Update: An analyst calls NetScreen's $265 million purchase of SSL VPN maker Neoteris "a great move" for both firms and for their customers, who will benefit from better customer service and an increased focus on product development.

Network security vendor NetScreen Technologies Inc. today announced that it is acquiring Neoteris Inc., a top maker of Secure Sockets Layer virtual private networks.

With this deal, NetScreen will add Neoteris' clientless remote access technology and its secure Web conferencing software to its existing product line of hardware-based security products. Both companies are based in Sunnyvale, Calif.

"Our customers have been asking us about remote access. This acquisition is a way for us to round out our site-to-site remote access offering," said David Flynn, vice president of marketing for NetScreen.

Neoteris' Instant Virtual Extranet and Neoteris Access Series products allow users to securely access corporate data using any device that supports a Web browser. Neoteris also reformats that data for viewing on handheld devices. Its Meeting Series allows users to conduct Web conferences in a secure environment.

"This is a great move for NetScreen," said Zeus Kerravala, a vice president with the Boston-based research firm Yankee Group.

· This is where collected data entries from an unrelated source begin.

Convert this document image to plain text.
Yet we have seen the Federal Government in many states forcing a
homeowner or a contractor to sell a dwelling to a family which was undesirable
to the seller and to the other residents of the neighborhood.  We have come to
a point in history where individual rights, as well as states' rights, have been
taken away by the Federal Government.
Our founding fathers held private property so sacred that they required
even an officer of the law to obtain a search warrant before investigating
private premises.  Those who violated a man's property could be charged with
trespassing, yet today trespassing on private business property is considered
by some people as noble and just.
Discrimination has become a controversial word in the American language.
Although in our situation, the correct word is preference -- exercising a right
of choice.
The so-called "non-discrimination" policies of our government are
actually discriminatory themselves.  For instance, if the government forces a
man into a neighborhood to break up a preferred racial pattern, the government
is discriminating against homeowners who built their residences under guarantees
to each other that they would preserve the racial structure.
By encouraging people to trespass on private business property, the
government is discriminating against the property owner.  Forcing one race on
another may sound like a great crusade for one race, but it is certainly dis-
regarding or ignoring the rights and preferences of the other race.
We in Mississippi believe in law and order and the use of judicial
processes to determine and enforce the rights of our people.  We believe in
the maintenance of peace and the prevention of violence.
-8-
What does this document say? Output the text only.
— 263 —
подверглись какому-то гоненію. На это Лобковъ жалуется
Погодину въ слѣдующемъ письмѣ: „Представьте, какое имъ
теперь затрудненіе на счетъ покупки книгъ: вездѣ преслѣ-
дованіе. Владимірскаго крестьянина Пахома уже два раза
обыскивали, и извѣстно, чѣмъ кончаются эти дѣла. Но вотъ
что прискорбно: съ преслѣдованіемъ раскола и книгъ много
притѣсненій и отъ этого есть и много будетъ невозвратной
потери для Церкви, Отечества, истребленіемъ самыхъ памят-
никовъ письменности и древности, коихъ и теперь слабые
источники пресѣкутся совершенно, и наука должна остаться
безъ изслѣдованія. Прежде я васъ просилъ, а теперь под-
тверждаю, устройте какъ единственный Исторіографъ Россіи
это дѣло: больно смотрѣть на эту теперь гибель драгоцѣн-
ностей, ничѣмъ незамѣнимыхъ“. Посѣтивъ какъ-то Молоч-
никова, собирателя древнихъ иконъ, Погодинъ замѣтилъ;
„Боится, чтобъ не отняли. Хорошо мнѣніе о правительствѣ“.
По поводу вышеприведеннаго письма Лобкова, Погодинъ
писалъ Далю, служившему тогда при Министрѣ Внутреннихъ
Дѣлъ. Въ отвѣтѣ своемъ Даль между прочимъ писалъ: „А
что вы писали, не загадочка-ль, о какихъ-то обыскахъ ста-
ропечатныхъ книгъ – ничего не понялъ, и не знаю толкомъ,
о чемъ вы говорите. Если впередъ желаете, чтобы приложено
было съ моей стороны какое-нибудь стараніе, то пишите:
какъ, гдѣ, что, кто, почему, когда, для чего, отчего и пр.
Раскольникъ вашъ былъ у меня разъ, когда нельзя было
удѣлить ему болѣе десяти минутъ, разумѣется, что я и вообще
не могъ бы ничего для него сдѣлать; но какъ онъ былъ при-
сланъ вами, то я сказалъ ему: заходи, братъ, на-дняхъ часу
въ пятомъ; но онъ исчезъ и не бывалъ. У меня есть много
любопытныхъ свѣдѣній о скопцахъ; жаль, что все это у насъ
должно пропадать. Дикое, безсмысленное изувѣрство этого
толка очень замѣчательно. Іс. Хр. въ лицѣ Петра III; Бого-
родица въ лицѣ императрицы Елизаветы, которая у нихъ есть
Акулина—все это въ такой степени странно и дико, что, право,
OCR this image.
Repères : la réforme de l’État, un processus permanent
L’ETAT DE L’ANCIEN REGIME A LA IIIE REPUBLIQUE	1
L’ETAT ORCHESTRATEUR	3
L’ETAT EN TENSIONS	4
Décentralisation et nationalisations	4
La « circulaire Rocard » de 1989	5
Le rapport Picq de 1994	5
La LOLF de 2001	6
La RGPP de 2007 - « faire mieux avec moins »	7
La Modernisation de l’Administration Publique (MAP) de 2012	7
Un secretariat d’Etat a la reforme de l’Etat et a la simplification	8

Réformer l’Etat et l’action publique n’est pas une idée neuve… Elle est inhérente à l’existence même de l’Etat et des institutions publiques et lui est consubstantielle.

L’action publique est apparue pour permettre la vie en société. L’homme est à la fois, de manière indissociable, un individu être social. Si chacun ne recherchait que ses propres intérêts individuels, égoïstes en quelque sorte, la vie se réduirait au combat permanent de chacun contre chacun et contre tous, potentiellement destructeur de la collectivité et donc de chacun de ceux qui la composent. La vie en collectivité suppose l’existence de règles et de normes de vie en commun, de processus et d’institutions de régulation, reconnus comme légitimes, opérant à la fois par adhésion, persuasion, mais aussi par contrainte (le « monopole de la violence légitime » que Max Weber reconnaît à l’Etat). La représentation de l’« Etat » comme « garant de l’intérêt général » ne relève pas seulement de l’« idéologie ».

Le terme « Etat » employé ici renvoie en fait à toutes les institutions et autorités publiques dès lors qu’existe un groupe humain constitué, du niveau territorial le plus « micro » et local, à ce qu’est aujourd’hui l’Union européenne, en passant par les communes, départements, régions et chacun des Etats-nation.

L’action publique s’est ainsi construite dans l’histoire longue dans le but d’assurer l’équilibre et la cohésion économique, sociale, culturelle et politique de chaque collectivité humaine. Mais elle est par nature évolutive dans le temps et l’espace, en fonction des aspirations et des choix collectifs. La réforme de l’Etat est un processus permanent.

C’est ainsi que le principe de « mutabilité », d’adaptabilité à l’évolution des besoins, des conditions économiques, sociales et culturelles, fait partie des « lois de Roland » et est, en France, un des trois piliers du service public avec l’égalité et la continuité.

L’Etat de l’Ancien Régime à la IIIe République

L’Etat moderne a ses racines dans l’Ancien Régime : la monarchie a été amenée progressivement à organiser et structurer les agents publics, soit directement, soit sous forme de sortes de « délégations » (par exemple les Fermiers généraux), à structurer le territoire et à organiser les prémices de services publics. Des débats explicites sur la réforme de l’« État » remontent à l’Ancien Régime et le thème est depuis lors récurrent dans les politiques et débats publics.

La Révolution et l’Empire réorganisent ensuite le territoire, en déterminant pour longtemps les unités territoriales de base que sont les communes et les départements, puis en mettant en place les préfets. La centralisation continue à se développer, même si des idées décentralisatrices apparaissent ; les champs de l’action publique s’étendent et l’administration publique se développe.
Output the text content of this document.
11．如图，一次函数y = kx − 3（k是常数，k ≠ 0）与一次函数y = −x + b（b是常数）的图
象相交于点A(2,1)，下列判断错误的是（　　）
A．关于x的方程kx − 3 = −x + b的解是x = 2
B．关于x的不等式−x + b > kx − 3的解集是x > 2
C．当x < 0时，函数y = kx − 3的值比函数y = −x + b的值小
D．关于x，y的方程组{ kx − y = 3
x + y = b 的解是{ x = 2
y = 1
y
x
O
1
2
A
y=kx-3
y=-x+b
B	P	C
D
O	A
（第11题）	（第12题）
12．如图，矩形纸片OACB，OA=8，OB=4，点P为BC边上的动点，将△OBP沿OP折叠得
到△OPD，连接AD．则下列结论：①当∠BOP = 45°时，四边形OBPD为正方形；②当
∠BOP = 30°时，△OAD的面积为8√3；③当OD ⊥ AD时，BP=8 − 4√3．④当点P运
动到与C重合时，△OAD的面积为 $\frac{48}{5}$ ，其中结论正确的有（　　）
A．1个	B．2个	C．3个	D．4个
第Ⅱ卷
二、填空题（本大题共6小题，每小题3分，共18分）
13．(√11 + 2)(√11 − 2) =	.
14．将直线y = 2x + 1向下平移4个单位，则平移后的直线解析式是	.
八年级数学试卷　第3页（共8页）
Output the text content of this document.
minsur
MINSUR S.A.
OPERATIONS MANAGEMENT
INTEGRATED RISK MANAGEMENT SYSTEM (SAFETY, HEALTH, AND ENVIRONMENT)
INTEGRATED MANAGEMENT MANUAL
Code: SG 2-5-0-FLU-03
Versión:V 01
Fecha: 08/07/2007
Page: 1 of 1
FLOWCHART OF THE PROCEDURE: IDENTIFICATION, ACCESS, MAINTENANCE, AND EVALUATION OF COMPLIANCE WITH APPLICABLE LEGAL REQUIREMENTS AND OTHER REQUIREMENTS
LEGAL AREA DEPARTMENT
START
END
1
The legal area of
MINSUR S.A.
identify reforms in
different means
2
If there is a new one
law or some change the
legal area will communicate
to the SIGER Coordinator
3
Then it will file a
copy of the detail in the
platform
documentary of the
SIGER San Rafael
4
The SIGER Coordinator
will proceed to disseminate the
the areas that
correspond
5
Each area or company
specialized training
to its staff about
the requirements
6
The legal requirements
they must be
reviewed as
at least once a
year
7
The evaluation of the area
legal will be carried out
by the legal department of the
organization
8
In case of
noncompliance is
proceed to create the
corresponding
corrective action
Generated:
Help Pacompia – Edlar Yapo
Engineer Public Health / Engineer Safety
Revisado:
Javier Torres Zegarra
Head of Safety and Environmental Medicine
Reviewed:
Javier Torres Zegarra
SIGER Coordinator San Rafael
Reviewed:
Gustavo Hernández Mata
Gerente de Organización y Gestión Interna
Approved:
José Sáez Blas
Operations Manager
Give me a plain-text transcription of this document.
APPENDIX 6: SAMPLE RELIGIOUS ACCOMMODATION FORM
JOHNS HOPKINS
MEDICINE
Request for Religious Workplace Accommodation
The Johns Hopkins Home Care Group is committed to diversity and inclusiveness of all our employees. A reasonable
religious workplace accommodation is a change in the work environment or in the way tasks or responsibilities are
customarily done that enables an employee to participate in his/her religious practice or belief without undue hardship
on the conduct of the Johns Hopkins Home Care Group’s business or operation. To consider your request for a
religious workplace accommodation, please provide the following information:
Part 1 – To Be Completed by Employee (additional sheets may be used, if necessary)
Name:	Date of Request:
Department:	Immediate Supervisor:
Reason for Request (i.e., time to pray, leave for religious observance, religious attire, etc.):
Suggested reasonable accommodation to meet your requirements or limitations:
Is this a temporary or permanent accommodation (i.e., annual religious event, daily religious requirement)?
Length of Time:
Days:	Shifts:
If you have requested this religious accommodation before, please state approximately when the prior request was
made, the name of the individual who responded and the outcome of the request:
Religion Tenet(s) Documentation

Kerravala said the acquisition will make NetScreen more competitive in the remote access market. It also puts NetScreen ahead of other top security vendors, such as Cisco Systems Inc. and Check Point Software Technologies Ltd. Both have announced plans for SSL VPNs, but have not yet released well-developed products, Kerravala said.

In the long run, the acquisition should be beneficial to Neoteris customers as well, Kerravala said, because they will benefit from NetScreen's larger customer service infrastructure, as well as a likely infusion of development money.

During the next few months, Kerravala said, it will be important for businesses to be in touch with support staff and salespeople as Neoteris merges its operations with NetScreen.

While the remote access products fit strategically with NetScreen's business, it has yet to be seen whether Neoteris' Meeting Series, a Web conferencing product, will remain in NetScreen's new product line for the long run. It is a product that, Kerravala said, enabled Neoteris to extend its technology into new markets as a standalone company. But as part of NetScreen, it may not be as valuable.

Flynn said that Web conferencing has not been a core concern for NetScreen in the past. "We'll have to wait and see; it's a new category for us," he said. "We'll have to let our customers tell us where to take it."

According to the terms of the deal, NetScreen will acquire Neoteris for $245 million in stock and $20 million in cash. NetScreen will gain Neoteris' 550 customers and an estimated 1 million users.

Neoteris' CEO Kittu Kolluri will become executive general manager of NetScreen's secure access product line, Flynn said. Though most Neoteris employees will retain their jobs, Flynn said it is inevitable that there will be some redundancies and therefore some layoffs.